Objective To prospectively evaluate a logistic regression-based machine learning (ML) prognostic algorithm implemented in real-time as a clinical decision support (CDS) system for symptomatic persons under investigation (PUI) for Coronavirus disease 2019 (COVID-19) in the emergency department (ED). Methods We developed in a 12-hospital system a model using training and validation followed by a real-time assessment. The LASSO guided feature selection included demographics, comorbidities, home medications, vital signs. We constructed a logistic regression-based ML algorithm to predict “severe” COVID-19, defined as patients requiring intensive care unit (ICU) admission, invasive mechanical ventilation, or died in or out-of-hospital.
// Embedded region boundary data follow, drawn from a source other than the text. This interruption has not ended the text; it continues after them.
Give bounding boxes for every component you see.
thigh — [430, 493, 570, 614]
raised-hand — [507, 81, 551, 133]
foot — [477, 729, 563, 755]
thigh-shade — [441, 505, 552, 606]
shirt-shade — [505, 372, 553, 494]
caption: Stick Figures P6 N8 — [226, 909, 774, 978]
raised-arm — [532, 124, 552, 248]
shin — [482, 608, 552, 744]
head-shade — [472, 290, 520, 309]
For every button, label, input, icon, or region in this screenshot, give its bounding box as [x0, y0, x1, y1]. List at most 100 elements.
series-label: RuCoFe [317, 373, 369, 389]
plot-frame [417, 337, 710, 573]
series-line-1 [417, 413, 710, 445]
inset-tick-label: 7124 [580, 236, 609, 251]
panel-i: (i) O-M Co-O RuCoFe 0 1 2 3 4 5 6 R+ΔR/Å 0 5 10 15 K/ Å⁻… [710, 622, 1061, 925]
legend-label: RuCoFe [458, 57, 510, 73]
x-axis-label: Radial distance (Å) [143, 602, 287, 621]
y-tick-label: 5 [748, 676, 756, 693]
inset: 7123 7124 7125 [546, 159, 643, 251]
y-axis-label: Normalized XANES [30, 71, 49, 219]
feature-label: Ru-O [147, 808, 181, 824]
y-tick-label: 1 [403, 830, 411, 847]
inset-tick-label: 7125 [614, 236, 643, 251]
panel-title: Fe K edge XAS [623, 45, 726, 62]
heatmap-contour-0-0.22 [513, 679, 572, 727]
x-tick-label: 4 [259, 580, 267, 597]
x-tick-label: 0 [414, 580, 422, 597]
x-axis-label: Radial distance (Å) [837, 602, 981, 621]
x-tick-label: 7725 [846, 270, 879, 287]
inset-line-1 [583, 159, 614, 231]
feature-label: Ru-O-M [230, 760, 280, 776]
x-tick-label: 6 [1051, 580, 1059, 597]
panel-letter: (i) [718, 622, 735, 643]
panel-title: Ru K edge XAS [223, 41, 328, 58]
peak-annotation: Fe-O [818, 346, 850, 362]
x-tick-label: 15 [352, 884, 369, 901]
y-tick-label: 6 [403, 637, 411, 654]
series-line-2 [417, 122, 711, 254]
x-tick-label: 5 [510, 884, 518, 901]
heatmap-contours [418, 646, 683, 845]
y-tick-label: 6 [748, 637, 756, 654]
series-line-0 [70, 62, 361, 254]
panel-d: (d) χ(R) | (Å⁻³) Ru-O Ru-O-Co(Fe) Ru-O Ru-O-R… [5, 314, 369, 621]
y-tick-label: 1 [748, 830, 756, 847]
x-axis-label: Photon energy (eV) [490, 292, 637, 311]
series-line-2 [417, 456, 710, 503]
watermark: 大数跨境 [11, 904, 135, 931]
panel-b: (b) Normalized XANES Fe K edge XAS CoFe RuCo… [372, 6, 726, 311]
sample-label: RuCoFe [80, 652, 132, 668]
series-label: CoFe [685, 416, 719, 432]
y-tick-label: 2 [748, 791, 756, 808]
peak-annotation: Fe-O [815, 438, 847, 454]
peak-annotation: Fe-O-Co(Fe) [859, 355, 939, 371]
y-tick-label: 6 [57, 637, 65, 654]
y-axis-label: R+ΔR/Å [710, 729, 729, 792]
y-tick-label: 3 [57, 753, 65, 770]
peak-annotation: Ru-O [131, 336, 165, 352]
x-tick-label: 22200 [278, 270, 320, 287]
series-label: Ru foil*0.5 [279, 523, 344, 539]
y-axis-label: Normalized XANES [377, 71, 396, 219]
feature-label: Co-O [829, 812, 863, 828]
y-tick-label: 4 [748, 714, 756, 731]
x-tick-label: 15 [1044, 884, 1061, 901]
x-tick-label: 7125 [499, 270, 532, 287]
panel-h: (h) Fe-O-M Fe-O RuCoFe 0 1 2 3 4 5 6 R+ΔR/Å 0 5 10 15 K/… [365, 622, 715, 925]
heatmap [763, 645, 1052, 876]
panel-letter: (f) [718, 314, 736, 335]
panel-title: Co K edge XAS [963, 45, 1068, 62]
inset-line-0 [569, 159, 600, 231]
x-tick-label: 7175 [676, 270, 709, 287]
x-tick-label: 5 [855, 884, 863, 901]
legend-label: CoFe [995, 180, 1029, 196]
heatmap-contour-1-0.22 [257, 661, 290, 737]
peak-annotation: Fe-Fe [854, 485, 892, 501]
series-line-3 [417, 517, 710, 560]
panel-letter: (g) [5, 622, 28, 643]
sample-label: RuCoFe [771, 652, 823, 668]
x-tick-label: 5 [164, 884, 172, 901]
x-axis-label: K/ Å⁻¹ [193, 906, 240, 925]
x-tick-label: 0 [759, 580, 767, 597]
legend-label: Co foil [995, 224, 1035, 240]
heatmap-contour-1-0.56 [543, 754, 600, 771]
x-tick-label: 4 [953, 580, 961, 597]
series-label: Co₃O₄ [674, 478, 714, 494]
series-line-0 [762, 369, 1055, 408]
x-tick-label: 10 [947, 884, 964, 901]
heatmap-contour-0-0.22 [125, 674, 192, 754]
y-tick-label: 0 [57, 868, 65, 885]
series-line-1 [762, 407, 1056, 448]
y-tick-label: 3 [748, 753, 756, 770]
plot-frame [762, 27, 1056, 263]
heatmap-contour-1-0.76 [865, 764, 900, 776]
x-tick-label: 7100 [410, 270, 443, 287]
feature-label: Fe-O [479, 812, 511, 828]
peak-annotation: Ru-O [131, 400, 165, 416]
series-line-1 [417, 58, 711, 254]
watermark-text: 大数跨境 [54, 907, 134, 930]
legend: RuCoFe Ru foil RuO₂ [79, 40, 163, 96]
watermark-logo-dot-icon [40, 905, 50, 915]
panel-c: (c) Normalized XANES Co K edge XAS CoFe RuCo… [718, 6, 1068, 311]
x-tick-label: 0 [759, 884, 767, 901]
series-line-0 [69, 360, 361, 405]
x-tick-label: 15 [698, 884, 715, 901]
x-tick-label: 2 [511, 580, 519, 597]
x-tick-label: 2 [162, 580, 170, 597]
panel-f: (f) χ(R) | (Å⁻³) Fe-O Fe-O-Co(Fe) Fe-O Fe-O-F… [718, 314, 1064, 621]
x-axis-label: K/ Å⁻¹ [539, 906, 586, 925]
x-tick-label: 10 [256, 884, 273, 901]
Training data included 1,469 adult patients who tested positive for Severe Acute Respiratory Syndrome Coronavirus 2 (SARS-CoV-2) within 14 days of acute care. We performed: 1) temporal validation in 414 SARS-CoV-2 positive patients, 2) validation in a PUI set of 13,271 patients with symptomatic SARS-CoV-2 test during an acute care visit, and 3) real-time validation in 2,174 ED patients with PUI test or positive SARS-CoV-2 result. Subgroup analysis was conducted across race and gender to ensure equity in performance. Results The algorithm performed well on pre-implementation validations for predicting COVID-19 severity: 1) the temporal validation had an area under the receiver operating characteristic (AUROC) of 0.87 (95%-CI: 0.83, 0.91); 2) validation in the PUI population had an AUROC of 0.82 (95%-CI: 0.81, 0.83). The ED CDS system performed well in real-time with an AUROC of 0.85 (95%-CI, 0.83, 0.87). Zero patients in the lowest quintile developed “severe” COVID-19. Patients in the highest quintile developed “severe” COVID-19 in 33.2% of cases. The models performed without significant differences between genders and among race/ethnicities (all p-values > 0.05). Conclusion A logistic regression model-based ML-enabled CDS can be developed, validated, and implemented with high performance across multiple hospitals while being equitable and maintaining performance in real-time validation.